Archiwum Polityki

Reklama przedawkowana

Czytałem w środku lata różne reklamy reklamy. To powtórzenie wygląda na zwykły błąd korektorski, lecz nim nie jest. Słowo powtórzone dwa razy w potocznym języku włoskim oznacza nacisk - mówimy o kimś, że jest prawdziwym lekarzem, powtarzając medico dwa razy. W stosunku do reklamy nie chodzi o tę prawdziwą w odróżnieniu od jakiejś nieprawdziwej. Chodzi o reklamę reklamy. Reklama się reklamuje.

Na wielkich tablicach (zwanych nie wiadomo po co billboardami) ktoś mnie pyta, czy to logiczne, że produkt jest legalny, a jego reklama już nie. Ubawiło mnie to pytanie. Stoi za nim śmieszne przekonanie, że wszystko ma być logiczne. A tymczasem ani reklama nie musi być logiczna, ani też prawo, które ją ogranicza. Są produkty, których używanie jest tylko mniejszym złem (tak jak na przykład wysokogatunkowy alkohol w krajach, gdzie ludzie piją bez opamiętania, a prohibicja nie zdała egzaminu). Reklamowanie zła nie jest jednak dobre.
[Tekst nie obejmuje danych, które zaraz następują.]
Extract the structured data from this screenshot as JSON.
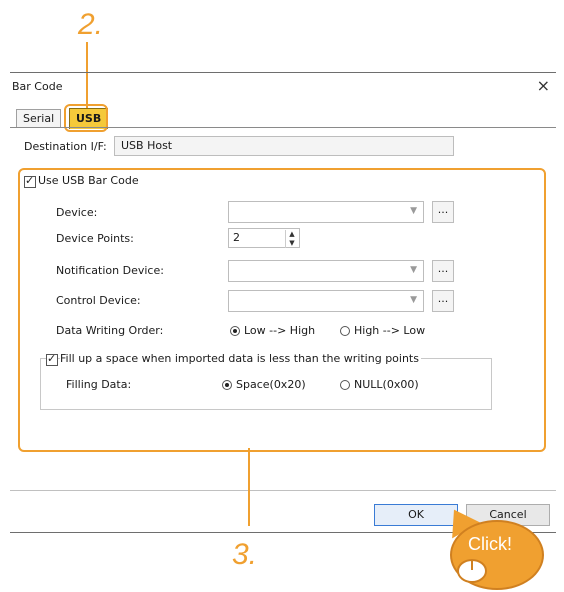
{
  "callouts": {
    "step2": "2.",
    "step3": "3."
  },
  "dialog": {
    "title": "Bar Code",
    "close_glyph": "×",
    "tabs": [
      {
        "label": "Serial"
      },
      {
        "label": "USB"
      }
    ],
    "destination": {
      "label": "Destination I/F:",
      "value": "USB Host"
    },
    "use_usb": {
      "label": "Use USB Bar Code",
      "checked": true
    },
    "device": {
      "label": "Device:",
      "value": "",
      "more": "..."
    },
    "device_points": {
      "label": "Device Points:",
      "value": "2"
    },
    "notification_device": {
      "label": "Notification Device:",
      "value": "",
      "more": "..."
    },
    "control_device": {
      "label": "Control Device:",
      "value": "",
      "more": "..."
    },
    "data_writing_order": {
      "label": "Data Writing Order:",
      "options": [
        {
          "label": "Low --> High",
          "selected": true
        },
        {
          "label": "High --> Low",
          "selected": false
        }
      ]
    },
    "fill_up": {
      "label": "Fill up a space when imported data is less than the writing points",
      "checked": true
    },
    "filling_data": {
      "label": "Filling Data:",
      "options": [
        {
          "label": "Space(0x20)",
          "selected": true
        },
        {
          "label": "NULL(0x00)",
          "selected": false
        }
      ]
    },
    "buttons": {
      "ok": "OK",
      "cancel": "Cancel"
    }
  },
  "click_label": "Click!",
  "colors": {
    "accent": "#f0a030",
    "tab_highlight": "#f5c93a"
  }
}
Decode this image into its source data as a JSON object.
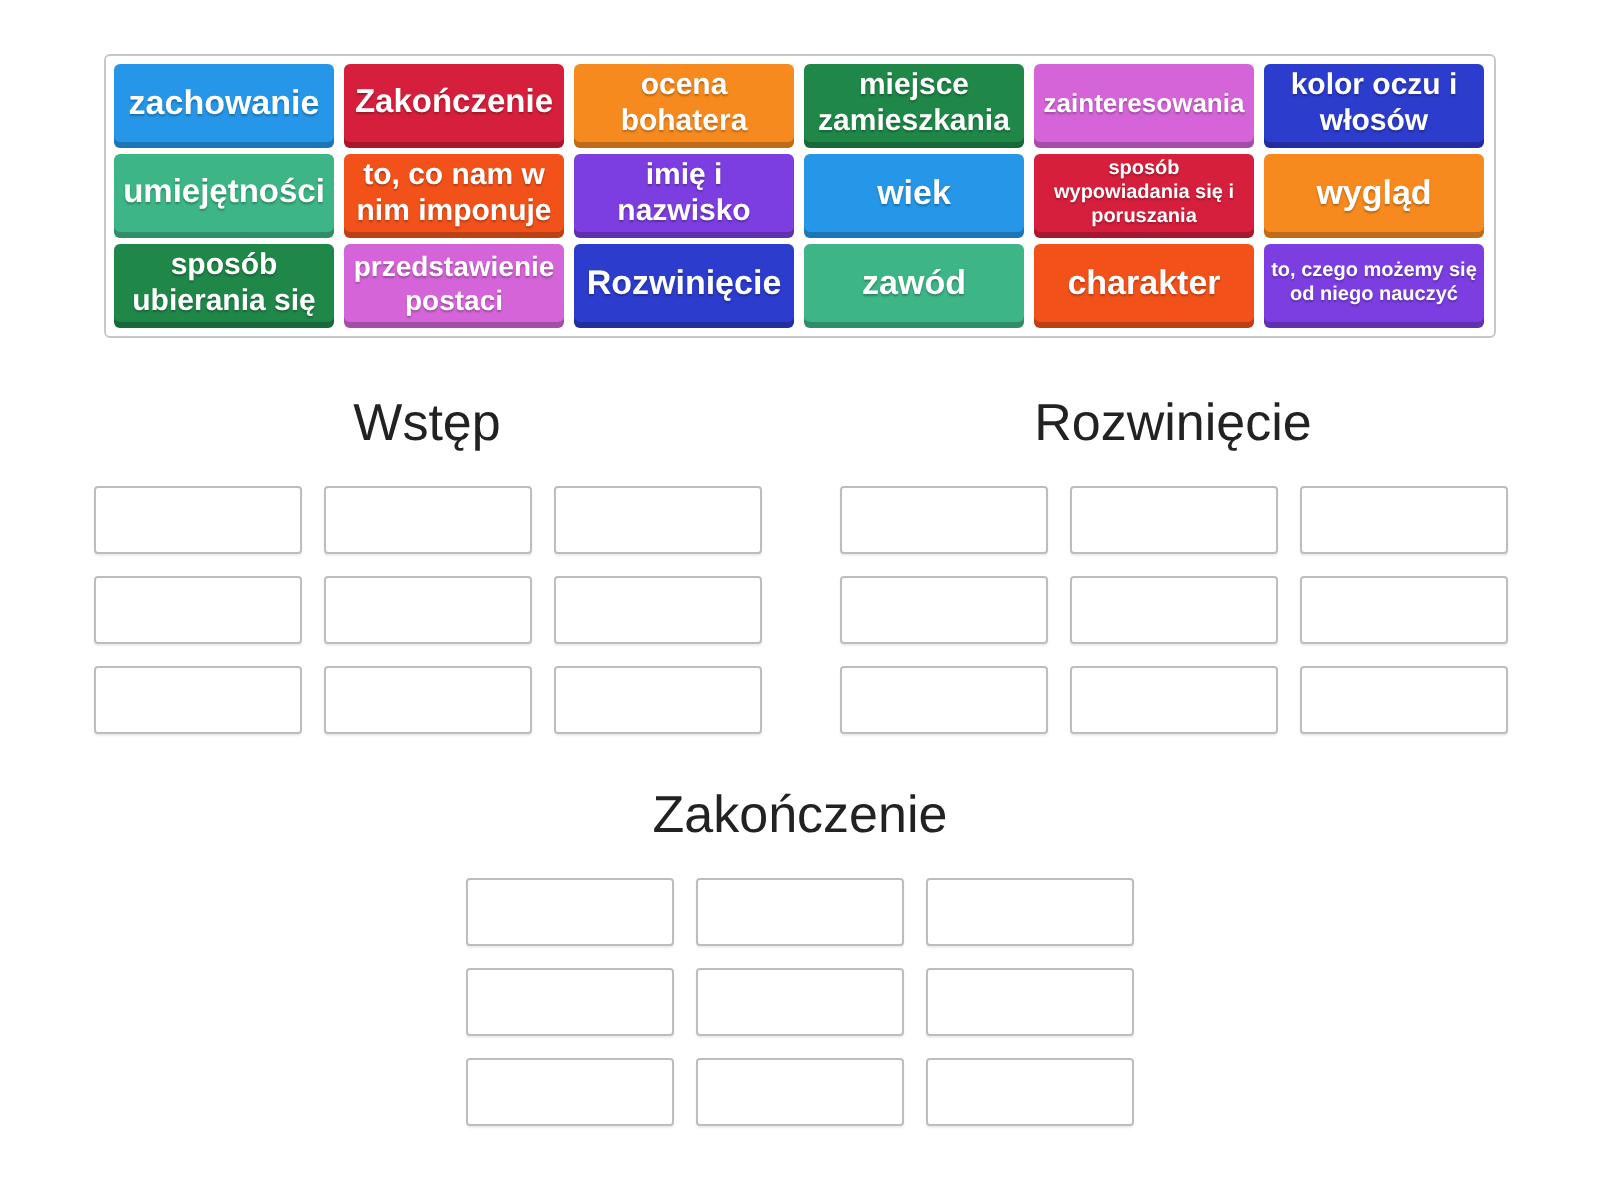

Największą irytację wzbudziło we mnie twierdzenie, że reklama stanowi rękojmię mojej wolności. Reklamotwórcy w ostateczności są skłonni ograniczać się sami, ale wara, by na ich wolność podniósł rękę odbiorca reklamy, który oświadczy znienacka, że nie chce, by jakieś obrazy kłuły go w oczy na ulicy. Reklamodawca uważa, że przestrzeń wizualna jest na sprzedaż, a kupując ją można z nią dalej robić, co się komu podoba. W innych dziedzinach tak nie jest. Kupując psa czy konia nie mogę go maltretować czy też głodzić. Kupując przestrzeń można ulegać ograniczeniom narzuconym przez ustawodawcę, który działa w imieniu społeczeństwa. Nie mam ochoty litować się nad reklamą. Jest bogata i panoszy się wszędzie. I co gorsza, ogranicza moją wolność. Wspominałem kiedyś, że Belgowie zakazali zasłaniania swych nielicznych krajobrazów jakimiś tablicami.